- Estudo da Waterkeeper Alliance aponta contaminação por PFAS em 98% das vias navegáveis testadas nos Estados Unidos.
- A pesquisa coletou amostras de 22 estações de tratamento de água e de áreas com aplicação de biossólidos, em 19 estados.
- Em 95% dos pontos analisados abaixo das estações de tratamento, os PFAS estavam elevados, indicando falha na remoção desses químicos.
- Em 80% dos locais de aplicação de biossólidos houve PFAS acima do observado; mais de 90% de todos os locais excederam padrões de saúde humana.
- Autoridades e organizações defendem regulação mais rígida de toda a classe PFAS, em vez de focar apenas em alguns compostos, diante de pressões de negociações internacionais sobre plásticos.
A Waterkeeper Alliance divulgou um estudo que aponta contaminação por PFAS, os chamados “químicos eternos”, em 98% das vias fluviais testadas nos Estados Unidos. A pesquisa analisou água de 22 estações de tratamento de esgoto e áreas onde biossólidos foram aplicados como fertilizante, em 19 estados.

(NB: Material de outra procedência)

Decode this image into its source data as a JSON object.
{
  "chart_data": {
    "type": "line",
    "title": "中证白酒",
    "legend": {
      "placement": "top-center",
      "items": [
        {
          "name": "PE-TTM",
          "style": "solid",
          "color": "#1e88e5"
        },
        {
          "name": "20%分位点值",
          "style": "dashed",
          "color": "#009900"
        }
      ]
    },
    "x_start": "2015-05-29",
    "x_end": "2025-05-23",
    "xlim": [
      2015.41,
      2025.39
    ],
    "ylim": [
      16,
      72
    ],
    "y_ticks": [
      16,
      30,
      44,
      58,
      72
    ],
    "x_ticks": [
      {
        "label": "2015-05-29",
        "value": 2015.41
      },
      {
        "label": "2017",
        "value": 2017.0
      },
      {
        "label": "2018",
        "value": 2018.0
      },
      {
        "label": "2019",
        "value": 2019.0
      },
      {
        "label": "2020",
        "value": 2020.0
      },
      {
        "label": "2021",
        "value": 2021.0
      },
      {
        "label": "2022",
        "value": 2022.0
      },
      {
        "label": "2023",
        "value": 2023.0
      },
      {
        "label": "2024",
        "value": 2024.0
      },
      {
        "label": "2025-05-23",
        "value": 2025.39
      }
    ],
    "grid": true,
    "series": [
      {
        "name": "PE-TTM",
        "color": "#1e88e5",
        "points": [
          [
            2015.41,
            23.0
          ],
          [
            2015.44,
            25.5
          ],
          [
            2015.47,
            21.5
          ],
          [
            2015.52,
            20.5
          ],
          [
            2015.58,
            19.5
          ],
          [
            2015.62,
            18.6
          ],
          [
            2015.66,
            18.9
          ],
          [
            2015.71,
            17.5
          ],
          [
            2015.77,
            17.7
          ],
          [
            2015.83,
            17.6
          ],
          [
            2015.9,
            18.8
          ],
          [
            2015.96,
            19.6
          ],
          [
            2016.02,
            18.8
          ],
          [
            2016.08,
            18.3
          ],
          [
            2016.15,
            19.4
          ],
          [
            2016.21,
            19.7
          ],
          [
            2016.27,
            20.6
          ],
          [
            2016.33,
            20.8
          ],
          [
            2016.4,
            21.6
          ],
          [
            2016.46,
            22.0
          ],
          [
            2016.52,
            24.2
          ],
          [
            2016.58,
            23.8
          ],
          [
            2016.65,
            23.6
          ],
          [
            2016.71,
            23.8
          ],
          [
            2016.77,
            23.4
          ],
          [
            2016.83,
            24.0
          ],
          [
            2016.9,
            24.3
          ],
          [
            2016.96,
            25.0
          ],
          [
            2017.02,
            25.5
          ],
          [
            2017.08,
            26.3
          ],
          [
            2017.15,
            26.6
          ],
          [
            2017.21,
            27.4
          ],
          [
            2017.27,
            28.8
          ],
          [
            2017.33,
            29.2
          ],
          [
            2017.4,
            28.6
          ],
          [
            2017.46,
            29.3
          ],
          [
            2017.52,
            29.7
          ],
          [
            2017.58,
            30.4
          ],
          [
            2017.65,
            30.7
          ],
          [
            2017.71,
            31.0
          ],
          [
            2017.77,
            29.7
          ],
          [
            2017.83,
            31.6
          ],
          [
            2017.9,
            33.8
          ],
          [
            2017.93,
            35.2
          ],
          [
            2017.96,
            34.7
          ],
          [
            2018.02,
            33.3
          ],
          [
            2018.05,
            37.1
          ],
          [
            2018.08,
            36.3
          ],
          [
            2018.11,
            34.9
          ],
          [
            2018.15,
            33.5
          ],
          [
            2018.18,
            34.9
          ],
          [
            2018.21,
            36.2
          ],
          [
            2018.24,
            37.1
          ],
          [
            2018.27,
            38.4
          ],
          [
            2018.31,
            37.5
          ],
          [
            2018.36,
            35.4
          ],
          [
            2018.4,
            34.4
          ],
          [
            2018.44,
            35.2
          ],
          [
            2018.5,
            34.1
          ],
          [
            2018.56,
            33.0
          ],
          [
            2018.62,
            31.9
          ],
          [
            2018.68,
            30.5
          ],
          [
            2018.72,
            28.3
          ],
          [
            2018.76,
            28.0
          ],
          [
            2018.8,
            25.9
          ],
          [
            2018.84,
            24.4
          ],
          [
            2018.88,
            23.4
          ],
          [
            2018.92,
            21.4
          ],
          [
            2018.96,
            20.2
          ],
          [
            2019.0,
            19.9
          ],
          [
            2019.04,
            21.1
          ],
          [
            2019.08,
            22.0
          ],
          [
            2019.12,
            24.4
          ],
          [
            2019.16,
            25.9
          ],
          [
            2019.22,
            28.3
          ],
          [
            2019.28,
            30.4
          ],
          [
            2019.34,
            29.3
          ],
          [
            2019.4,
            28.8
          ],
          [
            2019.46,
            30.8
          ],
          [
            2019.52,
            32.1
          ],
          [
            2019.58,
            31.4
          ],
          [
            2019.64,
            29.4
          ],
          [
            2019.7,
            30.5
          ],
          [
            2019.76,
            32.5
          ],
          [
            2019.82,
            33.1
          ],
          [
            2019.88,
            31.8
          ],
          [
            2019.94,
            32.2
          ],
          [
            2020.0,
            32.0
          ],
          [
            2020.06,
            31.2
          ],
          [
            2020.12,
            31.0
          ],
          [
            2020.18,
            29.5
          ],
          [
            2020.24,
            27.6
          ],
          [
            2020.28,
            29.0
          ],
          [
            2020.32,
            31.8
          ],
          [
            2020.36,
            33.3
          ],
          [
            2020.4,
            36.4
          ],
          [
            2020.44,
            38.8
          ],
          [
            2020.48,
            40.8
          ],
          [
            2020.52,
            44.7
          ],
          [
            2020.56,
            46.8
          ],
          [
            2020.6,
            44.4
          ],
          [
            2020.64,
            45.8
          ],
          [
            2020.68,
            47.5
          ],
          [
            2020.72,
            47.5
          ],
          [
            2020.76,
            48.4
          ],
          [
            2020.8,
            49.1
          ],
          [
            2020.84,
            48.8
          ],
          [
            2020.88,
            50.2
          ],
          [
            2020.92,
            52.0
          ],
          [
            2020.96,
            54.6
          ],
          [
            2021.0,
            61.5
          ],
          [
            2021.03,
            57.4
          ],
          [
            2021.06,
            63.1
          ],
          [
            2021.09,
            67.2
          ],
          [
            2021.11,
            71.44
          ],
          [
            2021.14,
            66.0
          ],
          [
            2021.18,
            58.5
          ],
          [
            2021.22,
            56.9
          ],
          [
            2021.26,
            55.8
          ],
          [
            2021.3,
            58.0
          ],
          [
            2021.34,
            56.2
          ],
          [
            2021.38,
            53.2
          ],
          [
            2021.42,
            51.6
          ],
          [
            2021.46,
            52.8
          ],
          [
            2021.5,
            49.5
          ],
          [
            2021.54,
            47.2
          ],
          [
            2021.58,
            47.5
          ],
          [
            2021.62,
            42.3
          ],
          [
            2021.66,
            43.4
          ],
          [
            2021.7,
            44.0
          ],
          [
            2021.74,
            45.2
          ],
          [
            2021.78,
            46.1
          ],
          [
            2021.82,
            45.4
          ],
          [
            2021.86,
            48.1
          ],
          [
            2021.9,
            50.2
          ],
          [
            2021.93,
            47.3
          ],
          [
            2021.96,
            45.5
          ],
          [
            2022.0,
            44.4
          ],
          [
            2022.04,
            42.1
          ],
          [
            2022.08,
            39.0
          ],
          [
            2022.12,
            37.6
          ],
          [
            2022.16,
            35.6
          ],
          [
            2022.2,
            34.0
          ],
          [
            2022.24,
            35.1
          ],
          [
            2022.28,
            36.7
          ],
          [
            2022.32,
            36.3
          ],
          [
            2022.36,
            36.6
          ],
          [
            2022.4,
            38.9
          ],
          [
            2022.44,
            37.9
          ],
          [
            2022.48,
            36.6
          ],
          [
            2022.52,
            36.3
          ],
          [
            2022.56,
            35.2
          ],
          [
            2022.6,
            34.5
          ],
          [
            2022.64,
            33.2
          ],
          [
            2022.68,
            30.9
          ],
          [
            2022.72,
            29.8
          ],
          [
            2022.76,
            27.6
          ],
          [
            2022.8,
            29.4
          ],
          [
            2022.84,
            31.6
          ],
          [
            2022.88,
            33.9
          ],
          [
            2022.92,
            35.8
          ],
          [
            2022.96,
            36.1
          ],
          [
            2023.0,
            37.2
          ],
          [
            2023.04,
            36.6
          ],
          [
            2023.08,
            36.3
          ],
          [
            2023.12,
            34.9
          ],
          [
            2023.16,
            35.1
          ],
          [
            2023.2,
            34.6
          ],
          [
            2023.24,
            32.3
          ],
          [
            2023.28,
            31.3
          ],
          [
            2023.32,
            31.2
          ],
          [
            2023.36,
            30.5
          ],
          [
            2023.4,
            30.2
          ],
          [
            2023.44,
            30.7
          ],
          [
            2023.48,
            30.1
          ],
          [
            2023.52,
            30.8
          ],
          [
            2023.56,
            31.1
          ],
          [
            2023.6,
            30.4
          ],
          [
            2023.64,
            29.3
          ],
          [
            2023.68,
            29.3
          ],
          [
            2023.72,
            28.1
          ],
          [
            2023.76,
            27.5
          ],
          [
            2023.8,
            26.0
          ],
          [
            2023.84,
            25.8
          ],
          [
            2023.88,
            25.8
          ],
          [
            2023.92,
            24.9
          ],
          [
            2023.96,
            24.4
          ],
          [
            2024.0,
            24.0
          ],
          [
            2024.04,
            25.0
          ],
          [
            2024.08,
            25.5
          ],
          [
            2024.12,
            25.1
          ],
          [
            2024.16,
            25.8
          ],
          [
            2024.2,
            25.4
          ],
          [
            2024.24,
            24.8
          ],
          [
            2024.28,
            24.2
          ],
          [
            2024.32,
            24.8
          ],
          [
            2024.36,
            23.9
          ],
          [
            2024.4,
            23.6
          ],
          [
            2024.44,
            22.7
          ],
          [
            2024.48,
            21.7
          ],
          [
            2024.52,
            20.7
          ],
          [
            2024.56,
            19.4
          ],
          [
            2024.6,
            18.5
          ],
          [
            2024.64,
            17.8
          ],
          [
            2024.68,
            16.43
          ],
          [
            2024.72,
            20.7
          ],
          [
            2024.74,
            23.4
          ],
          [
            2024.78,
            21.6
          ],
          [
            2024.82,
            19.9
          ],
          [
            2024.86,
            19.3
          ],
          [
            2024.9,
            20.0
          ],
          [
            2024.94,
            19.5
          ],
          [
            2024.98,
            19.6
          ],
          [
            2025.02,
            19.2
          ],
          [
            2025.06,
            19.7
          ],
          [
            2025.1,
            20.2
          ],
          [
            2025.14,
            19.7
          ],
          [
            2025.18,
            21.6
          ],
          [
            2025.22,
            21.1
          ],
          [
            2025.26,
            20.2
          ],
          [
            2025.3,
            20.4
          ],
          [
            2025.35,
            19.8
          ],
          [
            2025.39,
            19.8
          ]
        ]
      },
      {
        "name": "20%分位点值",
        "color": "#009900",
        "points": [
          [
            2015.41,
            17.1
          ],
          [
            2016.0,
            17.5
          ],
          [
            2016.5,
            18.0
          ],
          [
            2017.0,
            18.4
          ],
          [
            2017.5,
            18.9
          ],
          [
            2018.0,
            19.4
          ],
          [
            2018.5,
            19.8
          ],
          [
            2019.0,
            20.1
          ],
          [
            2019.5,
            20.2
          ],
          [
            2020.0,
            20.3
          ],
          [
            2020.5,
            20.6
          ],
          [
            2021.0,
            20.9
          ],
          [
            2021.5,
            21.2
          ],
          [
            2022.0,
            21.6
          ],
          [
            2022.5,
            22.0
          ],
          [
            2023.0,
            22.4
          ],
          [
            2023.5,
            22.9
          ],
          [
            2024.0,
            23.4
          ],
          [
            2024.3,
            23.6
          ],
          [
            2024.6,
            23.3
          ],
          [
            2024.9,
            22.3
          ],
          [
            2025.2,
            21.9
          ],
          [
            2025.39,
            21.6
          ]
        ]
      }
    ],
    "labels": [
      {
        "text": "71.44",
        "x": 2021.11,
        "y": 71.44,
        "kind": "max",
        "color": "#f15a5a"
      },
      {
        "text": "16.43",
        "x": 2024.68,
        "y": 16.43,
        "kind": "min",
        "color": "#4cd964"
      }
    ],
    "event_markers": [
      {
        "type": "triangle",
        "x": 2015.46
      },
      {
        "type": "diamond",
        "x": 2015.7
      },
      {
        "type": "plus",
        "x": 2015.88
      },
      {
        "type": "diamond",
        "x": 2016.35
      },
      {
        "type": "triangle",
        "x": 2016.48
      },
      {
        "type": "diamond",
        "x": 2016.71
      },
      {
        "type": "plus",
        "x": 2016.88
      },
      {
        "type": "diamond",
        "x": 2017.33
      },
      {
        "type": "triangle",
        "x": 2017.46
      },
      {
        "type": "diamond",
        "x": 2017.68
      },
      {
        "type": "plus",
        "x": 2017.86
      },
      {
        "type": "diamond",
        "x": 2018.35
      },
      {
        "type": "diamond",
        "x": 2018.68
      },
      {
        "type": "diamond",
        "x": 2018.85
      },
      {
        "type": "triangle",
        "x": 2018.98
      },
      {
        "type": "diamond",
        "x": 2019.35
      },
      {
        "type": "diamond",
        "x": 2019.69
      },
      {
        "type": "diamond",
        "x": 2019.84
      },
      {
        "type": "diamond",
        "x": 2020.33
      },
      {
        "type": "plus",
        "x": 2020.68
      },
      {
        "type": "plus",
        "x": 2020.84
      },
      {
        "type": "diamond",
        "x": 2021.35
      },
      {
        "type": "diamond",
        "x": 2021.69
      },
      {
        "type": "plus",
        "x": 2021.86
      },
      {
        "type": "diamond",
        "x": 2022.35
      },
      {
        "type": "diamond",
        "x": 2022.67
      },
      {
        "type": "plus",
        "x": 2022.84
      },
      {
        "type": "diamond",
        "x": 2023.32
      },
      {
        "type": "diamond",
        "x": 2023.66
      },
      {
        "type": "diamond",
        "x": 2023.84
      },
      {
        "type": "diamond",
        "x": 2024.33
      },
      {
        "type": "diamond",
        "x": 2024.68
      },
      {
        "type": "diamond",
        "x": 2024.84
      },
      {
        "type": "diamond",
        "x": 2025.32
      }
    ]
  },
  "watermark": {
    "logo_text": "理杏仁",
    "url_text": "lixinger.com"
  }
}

Os autores identificaram níveis elevados de PFAS downstream de 95% dos pontos avaliados abaixo de plantas de tratamento, sugerindo falhas na remoção desses compostos. O levantamento também registrou aumento de PFAS em 80% dos locais de uso de biossolidos.
O estudo foca comunidades de baixa renda e populações minoritárias. Especialistas ressaltam que grupos negros e latinos carregam desproporcionalmente o peso da contaminação, conforme declarações à imprensa.
Resultados e alcance do estudo
Foram coletados dados upstream e downstream de dispositivos de tratamento e de áreas com aplicação de biossolidos, confirmando a presença generalizada de PFAS no ambiente hídrico.
Implicações para políticas públicas
Ciente das descobertas, o EPA anunciou planos de estender prazos de conformidade para algumas substâncias PFAS, além de revisar regras vigentes. A pesquisadora Kelly Hunter Foster aponta que as normas deveriam abranger toda a classe de PFAS, não apenas os compostos mais discutidos.
Desdobramentos e contexto
A pesquisa coincide com negociações sobre um tratado global de plásticos em Genebra, onde o tema PFAS ganha destaque na regulação de plásticos de uso único. Autoridades ambientalistas ressaltam a necessidade de padrões mais rigorosos para proteger a saúde pública.